Google reached a settlement last October with the Author's Guild, the Association of American Publishers, and several independent authors that filed a class action suit against it three years ago. Once this agreement is approved, Google will be able to greatly increase the number of books that can be searched, previewed and purchased in Google Books. There are currently some seven million books available.
"We hope and expect that this leap forward with our friends and partners in the publishing industry is just the first of many. We love books at Google, and our fondest dream is that Book Search will evolve into a service that ensures that books, along with their authors and publishers, will flourish for many years into the future," Google said in an announcement earlier this week.
On Tuesday this week, Amazon filed an almost 50-page statement to the New York District Court in charge of approving the deal. Within the document, Amazon makes a strong case against the Google deal, and says it will give Google a monopoly over "orphaned works" (those books whose authors can't be found or who have opted out), that it creates a price-controlling cartel of authors and publishers, and "Even more egregiously, the settlement releases future claims against Google for types of infringement expected to be undertaken for the first time after the Effective Date of the Settlement. These actions are not part of the identical factual predicate of the litigation, and the Court has no power to bar Class Members from suing over the nearly unlimited array of future actions Google may take." This includes all new revenue models such as print on demand, customer subscription models, abstracts, and more.
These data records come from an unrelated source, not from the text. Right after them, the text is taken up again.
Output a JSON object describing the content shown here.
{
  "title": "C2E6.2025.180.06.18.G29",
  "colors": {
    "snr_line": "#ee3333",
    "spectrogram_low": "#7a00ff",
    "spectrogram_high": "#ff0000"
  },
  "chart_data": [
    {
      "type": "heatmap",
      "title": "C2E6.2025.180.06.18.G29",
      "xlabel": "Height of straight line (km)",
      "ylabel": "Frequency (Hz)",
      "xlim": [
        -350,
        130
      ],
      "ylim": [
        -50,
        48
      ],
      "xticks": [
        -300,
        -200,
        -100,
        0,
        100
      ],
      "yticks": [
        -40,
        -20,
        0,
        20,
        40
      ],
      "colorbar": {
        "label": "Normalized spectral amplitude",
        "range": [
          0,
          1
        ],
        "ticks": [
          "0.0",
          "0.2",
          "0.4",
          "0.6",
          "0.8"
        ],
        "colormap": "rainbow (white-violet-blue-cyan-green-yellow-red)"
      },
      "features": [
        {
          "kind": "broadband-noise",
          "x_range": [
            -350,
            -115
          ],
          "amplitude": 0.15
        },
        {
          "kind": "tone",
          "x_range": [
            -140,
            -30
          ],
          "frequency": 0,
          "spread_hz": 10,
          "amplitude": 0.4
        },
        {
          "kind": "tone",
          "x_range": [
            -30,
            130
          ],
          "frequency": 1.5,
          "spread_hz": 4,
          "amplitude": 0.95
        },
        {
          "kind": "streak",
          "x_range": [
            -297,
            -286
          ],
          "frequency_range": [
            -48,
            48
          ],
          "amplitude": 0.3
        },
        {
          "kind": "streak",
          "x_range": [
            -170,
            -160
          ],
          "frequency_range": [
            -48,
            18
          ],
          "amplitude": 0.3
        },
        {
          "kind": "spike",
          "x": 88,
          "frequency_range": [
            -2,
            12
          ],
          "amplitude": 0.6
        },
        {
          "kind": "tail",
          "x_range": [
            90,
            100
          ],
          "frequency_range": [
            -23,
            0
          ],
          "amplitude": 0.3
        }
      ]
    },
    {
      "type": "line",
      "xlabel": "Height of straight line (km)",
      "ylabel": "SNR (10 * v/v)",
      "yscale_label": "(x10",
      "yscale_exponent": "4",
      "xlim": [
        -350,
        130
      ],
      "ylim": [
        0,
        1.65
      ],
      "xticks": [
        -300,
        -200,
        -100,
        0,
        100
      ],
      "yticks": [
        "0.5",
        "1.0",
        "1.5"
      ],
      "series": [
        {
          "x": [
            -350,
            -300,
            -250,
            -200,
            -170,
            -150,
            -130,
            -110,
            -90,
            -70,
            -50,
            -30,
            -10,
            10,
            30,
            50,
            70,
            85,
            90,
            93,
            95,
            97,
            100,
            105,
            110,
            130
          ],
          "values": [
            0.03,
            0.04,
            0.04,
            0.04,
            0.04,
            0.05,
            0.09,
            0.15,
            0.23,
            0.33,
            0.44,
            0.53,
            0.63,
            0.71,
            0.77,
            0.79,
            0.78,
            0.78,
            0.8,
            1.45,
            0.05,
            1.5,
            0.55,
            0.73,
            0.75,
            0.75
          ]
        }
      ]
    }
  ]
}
Amazon is now part of the Open Book Alliance with Microsoft, Yahoo, the Internet Archive, and others who have opposed Google's $125 million agreement. Because tomorrow was scheduled to be the last day for comments on the deal to be filed in court, the final statements are being made all around. However, the deadline has actually been extended to next Tuesday because of scheduled maintenance to the court's servers.
Today, Google held a press conference with supporters of the deal, which included civil rights groups and advocates for the disabled.
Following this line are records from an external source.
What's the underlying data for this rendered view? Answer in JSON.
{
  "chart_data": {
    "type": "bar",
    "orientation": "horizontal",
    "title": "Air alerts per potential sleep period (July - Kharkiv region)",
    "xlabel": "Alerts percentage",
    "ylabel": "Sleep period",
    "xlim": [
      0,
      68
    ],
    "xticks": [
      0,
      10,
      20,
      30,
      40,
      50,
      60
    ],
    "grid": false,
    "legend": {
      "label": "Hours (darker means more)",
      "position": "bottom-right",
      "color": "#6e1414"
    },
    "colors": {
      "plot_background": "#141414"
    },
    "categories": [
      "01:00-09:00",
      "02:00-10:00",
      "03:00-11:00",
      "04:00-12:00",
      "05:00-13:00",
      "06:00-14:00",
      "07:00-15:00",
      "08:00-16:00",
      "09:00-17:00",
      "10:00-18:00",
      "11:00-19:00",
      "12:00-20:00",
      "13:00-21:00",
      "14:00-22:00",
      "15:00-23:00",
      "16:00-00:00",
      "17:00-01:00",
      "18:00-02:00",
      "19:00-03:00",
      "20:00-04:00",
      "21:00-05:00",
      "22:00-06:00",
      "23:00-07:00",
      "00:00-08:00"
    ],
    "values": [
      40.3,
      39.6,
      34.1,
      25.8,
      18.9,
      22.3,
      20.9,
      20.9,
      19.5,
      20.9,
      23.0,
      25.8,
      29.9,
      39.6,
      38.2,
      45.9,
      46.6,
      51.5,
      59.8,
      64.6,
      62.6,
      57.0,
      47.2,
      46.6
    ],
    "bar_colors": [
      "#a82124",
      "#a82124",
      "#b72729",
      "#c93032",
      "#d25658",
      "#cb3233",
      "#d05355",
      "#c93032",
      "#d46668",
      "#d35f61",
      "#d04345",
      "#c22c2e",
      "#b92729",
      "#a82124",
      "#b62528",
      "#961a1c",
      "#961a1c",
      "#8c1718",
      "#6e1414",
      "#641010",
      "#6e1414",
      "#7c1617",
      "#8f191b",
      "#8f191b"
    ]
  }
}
Chris Danielson of the National Federation for the Blind today said, "Even with existing services, we probably have access to only 5% of the books that are published each year in the United States...[this] will give us access to millions of titles, thereby giving blind people more access to more books than we have ever had in all of human history. It is critically important that this be considered in any discussion of the Google books project."
Professor Lateef Mtima, founder of the Institute of Intellectual Property & Social Justice at Howard University, a Historically Black College has repeatedly spoken about the opportunities this project offers at bridging the yawning technological chasm between classes. "Whereas many Americans enjoy a fascinating new access opportunity in the realm of copyrighted information and other forms of intellectual property, many segments of American society were stranded on the other side of this 'digital divide,' lacking access to this new media...and new form of communication," Mtima said in July.
Today, Mtima reiterated that point, saying "The obvious social justice and social utility impact that the book project is going to have ... are getting lost in the discussion."